Giselle knew she had to tell Grandma about that awful dream she had had of The Man. Grandma was tired. She sat at the table in the damp kitchen with a cup of steaming tisane. Giselle sat there watching her. Grandma looked at her and told her that she knew she had something to say to her, so she better come out with it. Giselle bit her lip, took a deep breath and proceeded to tell Grandma about the frightening dream she had had, and how the Two Sisters had rescued her. Grandma listened in silence. She was very still.
“And Grandma, I think his eyes were blue. I’m still not sure, but I think I saw blue eyes, like I’ve never seen before.”
Grandma’s body tensed, and her face drained of colour. Her hands were trembling.

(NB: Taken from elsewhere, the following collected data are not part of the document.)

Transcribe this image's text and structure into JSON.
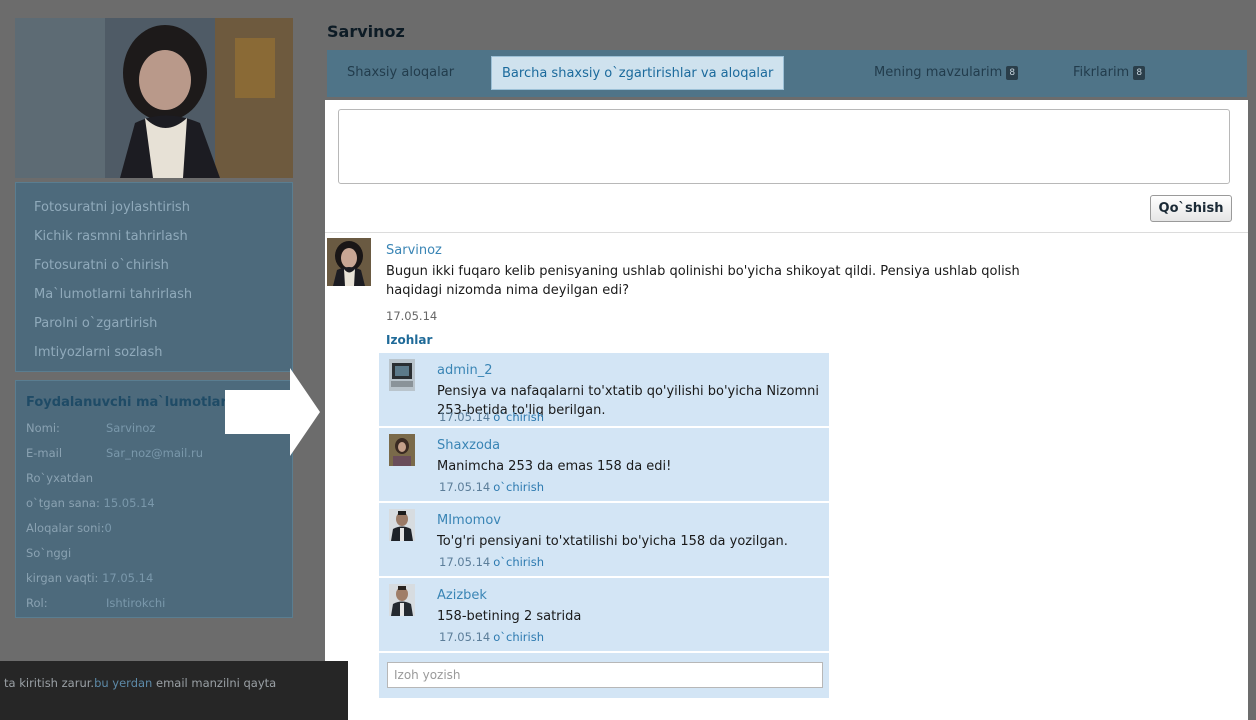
{
  "profile": {
    "name": "Sarvinoz",
    "menu": [
      "Fotosuratni joylashtirish",
      "Kichik rasmni tahrirlash",
      "Fotosuratni o`chirish",
      "Ma`lumotlarni tahrirlash",
      "Parolni o`zgartirish",
      "Imtiyozlarni sozlash"
    ],
    "info_title": "Foydalanuvchi ma`lumotlari",
    "info": {
      "name_label": "Nomi:",
      "name_value": "Sarvinoz",
      "email_label": "E-mail",
      "email_value": "Sar_noz@mail.ru",
      "reg_label_1": "Ro`yxatdan",
      "reg_label_2": "o`tgan sana:",
      "reg_value": "15.05.14",
      "contacts_label": "Aloqalar soni:",
      "contacts_value": "0",
      "last_label_1": "So`nggi",
      "last_label_2": "kirgan vaqti:",
      "last_value": "17.05.14",
      "role_label": "Rol:",
      "role_value": "Ishtirokchi"
    }
  },
  "tabs": [
    {
      "label": "Shaxsiy aloqalar",
      "badge": ""
    },
    {
      "label": "Barcha shaxsiy o`zgartirishlar va aloqalar",
      "badge": "",
      "active": true
    },
    {
      "label": "Mening mavzularim",
      "badge": "8"
    },
    {
      "label": "Fikrlarim",
      "badge": "8"
    }
  ],
  "composer": {
    "submit_label": "Qo`shish"
  },
  "post": {
    "author": "Sarvinoz",
    "text": "Bugun ikki fuqaro kelib penisyaning ushlab qolinishi bo'yicha shikoyat qildi. Pensiya ushlab qolish haqidagi nizomda nima deyilgan edi?",
    "date": "17.05.14",
    "comments_label": "Izohlar",
    "comments": [
      {
        "author": "admin_2",
        "text": "Pensiya va nafaqalarni to'xtatib qo'yilishi bo'yicha Nizomni 253-betida to'liq berilgan.",
        "date": "17.05.14",
        "delete_label": "o`chirish"
      },
      {
        "author": "Shaxzoda",
        "text": "Manimcha 253 da emas 158 da edi!",
        "date": "17.05.14",
        "delete_label": "o`chirish"
      },
      {
        "author": "MImomov",
        "text": "To'g'ri pensiyani to'xtatilishi bo'yicha 158 da yozilgan.",
        "date": "17.05.14",
        "delete_label": "o`chirish"
      },
      {
        "author": "Azizbek",
        "text": "158-betining 2 satrida",
        "date": "17.05.14",
        "delete_label": "o`chirish"
      }
    ],
    "reply_placeholder": "Izoh yozish"
  },
  "notice": {
    "text_before": "ta kiritish zarur.",
    "link": "bu yerdan",
    "text_after": " email manzilni qayta"
  }
}
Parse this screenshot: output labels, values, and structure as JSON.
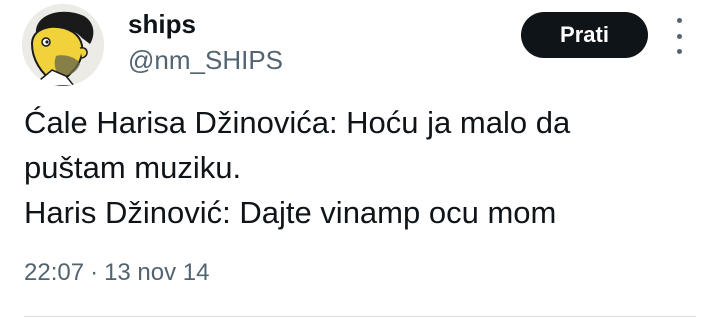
{
  "author": {
    "display_name": "ships",
    "handle": "@nm_SHIPS",
    "avatar_icon": "cartoon-face-avatar-icon"
  },
  "follow_button": {
    "label": "Prati"
  },
  "more_icon": "more-vertical-icon",
  "tweet": {
    "lines": [
      "Ćale Harisa Džinovića: Hoću ja malo da",
      "puštam muziku.",
      "Haris Džinović: Dajte vinamp ocu mom"
    ]
  },
  "meta": {
    "time": "22:07",
    "separator": "·",
    "date": "13 nov 14"
  },
  "colors": {
    "text": "#0f1419",
    "secondary": "#536471",
    "button_bg": "#0f1419",
    "button_text": "#ffffff",
    "divider": "#d7dde1"
  }
}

“Giselle, you say this man had blue eyes?” Her voice sounded like granite, Giselle thought, like the sound of a stone when she dragged it along the sea wall.
“Yes, I think so, but maybe it was just the colour of the sea I was seeing…I dunno.”
Grandma did not reply. A heavy silence reigned for what seemed like ages to Giselle. She began to shift uncomfortably on the hard kitchen bench. Was Grandma alright?
“Grandma, you not feeling well?”
“I know a man Giselle.” Her voice was exhausted. There was a long pause. “I know a man with blue eyes.”
Giselle was stunned. “Grandma,” she whispered, “you know this man?”
Grandma nodded. “There was a man in Soufrière. I know him from the time he was a little boy. He used to be such a sweet child. He used to come and play by my house with your mama and Aunty Grace. His name was John. His father come from America. He was a Peace Corps, you know, young people the American Government send to help us build schools and hospitals, things like that. He get his eyes from his father side. His mother was a young girl from Soufrière. His father used to travel up and down between America and Iyanola just to see him. Then, when the boy was seven years old, he just stop coming.
Nobody know why, for sure. But one day, his mother tell me John’s grandparents don’t want the father to see him no more, or they going to take away the father inheritance. They say they don’t want no half-baked child in their family. The girl change so much after that. She was so wicked to John. She did some terrible things to him. I remember the last time I saw him. It was in a court room. They send him away to jail, Giselle, because he go mad, and he did something so bad, so bad. Aie, Bon Dieu, it was terrible.”